Bediye Mihemed’in hikayesi
Biz de her yaştan kadınların örgütlendiği ve kültür, sanat faaliyeti yürüttüğü Hîlala Zêrîn Kültür Hareketi’nin bulunduğu merkeze gidiyoruz. İçeride gençlerin oluşturduğu bir grup karşılıyor bizi. Hîlala Zêrîn Kültür Hareketi, 2018 yılından bu yana Şehba’ya açmış oldukları şubelerinde; tiyatro, müzik enstrümanı kursları, korolar ve çocuklara özgü kurslar ile aralıksız çalışma yürütüyor.
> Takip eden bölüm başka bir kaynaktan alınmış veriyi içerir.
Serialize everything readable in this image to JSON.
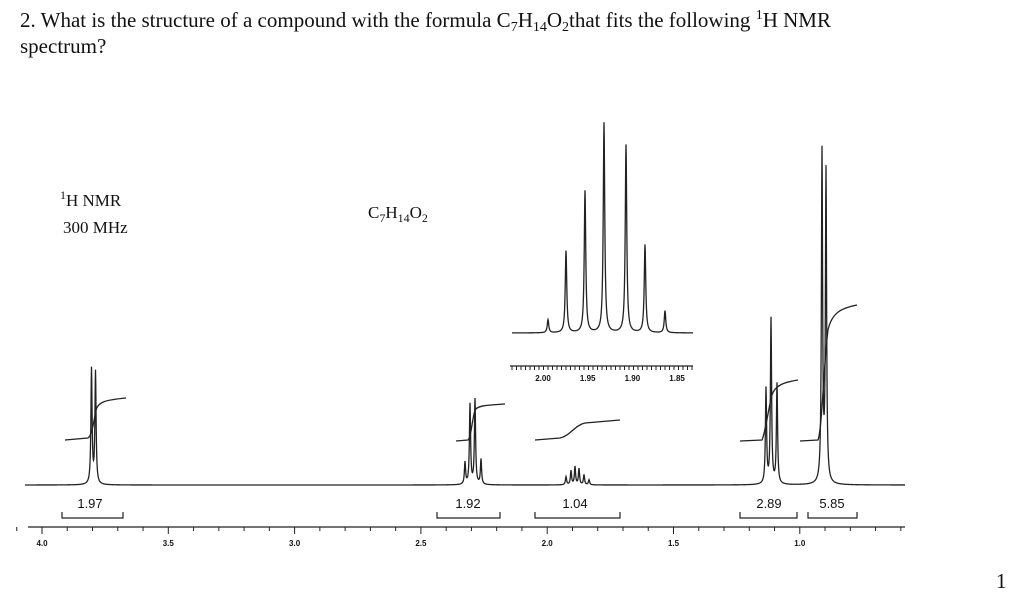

Biz kursiyerlerle sohbet ederken, giydiği ulusal kıyafeti ile Bediye Mihemed içeriye giriyor. Şehba ziyaretimiz Bediye Mihemed’in hikayesi ile Efrîn’e ulaşıyor. Önce çekiniyorum acaba bir ‘ecer’e kendisini anlatır mı diye? Sonra cesaretimi topluyor ve soruyorum. Ben soruyorum o göz yaşları ile anlatıyor.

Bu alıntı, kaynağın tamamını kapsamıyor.